Estratto di un altro dei poster della serie

Partiamo dicendo che Squid game è una serie tv coreana d’azione, thriller e drammatica con diversi protagonisti e tutti loro hanno in comune una cosa: gravi problemi economici. Non starò qua a riassumere la trama, perché non penso riuscirei a narrare come si deve ciò che succede episodio per episodio, bensì voglio parlarvi dell’aspetto umano, o non umano questo dipende dai punti di vista, e di come questo stesso lato venga distorto nel momento in cui si mette di fronte a chi non ha più nulla da perdere, ma solo da guadagnare, un premio in denaro talmente grande da riuscire a risolvere ogni loro singolo problema.

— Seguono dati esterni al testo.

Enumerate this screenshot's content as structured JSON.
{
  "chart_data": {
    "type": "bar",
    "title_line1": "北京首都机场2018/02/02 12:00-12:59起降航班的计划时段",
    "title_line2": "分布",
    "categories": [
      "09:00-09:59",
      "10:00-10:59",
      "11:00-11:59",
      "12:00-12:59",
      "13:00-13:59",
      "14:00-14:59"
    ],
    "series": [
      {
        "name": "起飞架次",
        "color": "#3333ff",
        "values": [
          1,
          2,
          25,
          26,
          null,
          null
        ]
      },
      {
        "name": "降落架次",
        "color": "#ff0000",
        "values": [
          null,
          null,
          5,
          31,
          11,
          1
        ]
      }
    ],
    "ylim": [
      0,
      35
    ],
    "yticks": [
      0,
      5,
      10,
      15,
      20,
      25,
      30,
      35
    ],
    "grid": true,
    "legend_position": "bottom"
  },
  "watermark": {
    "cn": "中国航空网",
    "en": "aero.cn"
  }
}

C’è solo un modo per vincere, però, ovvero sopravvivere, solo che la sopravvivenza significa anche arrivare ad uccidere anche un amico.

 

Allerta spoiler!

Sang-Woo e Gi-Hun nel quarto episodio della serie

Scendiamo, ora, nei dettagli di ciò che voglio dire. In Squid Game è evidente la disperazione e la volontà di fare ogni cosa possibile per riuscire a vincere; neanche il protagonista tra i protagonisti, Gi-Hun, si può escludere da questo discorso, perché nonostante tutto anche lui, nel sesto episodio della serie, si ritrova ad approfittare della demenza senile del suo “gganbu”, l’anziano Numero 1, per vincere e poter continuare a partecipare alla carneficina. Assieme a lui, anche Sang-Woo, che sin dal primo episodio si è dimostrato scaltro e a tratti egoista, ha finito col sacrificare qualcuno, qualcuno di importante e con cui aveva condiviso diversi momenti intimi, Ali. Sang-Woo è uno dei personaggi che più di tutti è stato coinvolto nella lotta tra amore e odio del fandom proprio per aver “ucciso” Ali, ma qua bisogna farsi una domanda: noi ci saremmo comportati diversamente? Come ho detto prima, i protagonisti di questa serie sono persone disperate, che per errori propri o casualità della vita hanno perso ogni cosa, alcuni non hanno più una casa, altri, come Sang-Woo, non hanno proprio più nulla se non debiti, altri hanno ancora qualcosa ma non la possibilità di rifarsi e quindi ci chiedo: cosa faremmo noi se fossimo lì? Per fortuna è una domanda che si pone solo a livello di fantasia, ma nella realtà dei fatti ciò che Squid Game propone sono l’insieme di sfaccettature di una società capitalista che con i soldi dà e toglie tutto, la predisposizione dell’uomo alla sopravvivenza, la capacità di perdere ogni briciola di umanità e sporcarsi le mani del sangue dei propri compagni.

Confesso che arrivata alla fine della prima stagione non sapevo come sentirmi, ero come svuotata di ogni emozione e forse questo era ciò che anche i partecipanti hanno provato una volta vinto; allo stesso tempo, però, mi sembrava di essere anche uno di quei “VIP” che al gioco assistevano divertiti nel vedere come le cose si evolvevano, chi perdeva e chi vinceva; infatti credo che questo sia un altro degli obiettivi di questo telefilm: far rendere conto alle persone che a volte nel nostro piccolo potremmo cambiare la vita di qualcuno, anche facendo il minimo indispensabile, ma che altrettante volte preferiamo invece rimanere fermi a guardare nella nostra bolla di sicurezza, sicuri di essere intoccabili.

Ora non ci resta che aspettare la prossima stagione per vedere come andranno le cose, io non vedo l’ora e voi? Cosa ne pensate della serie, che aspettative avete?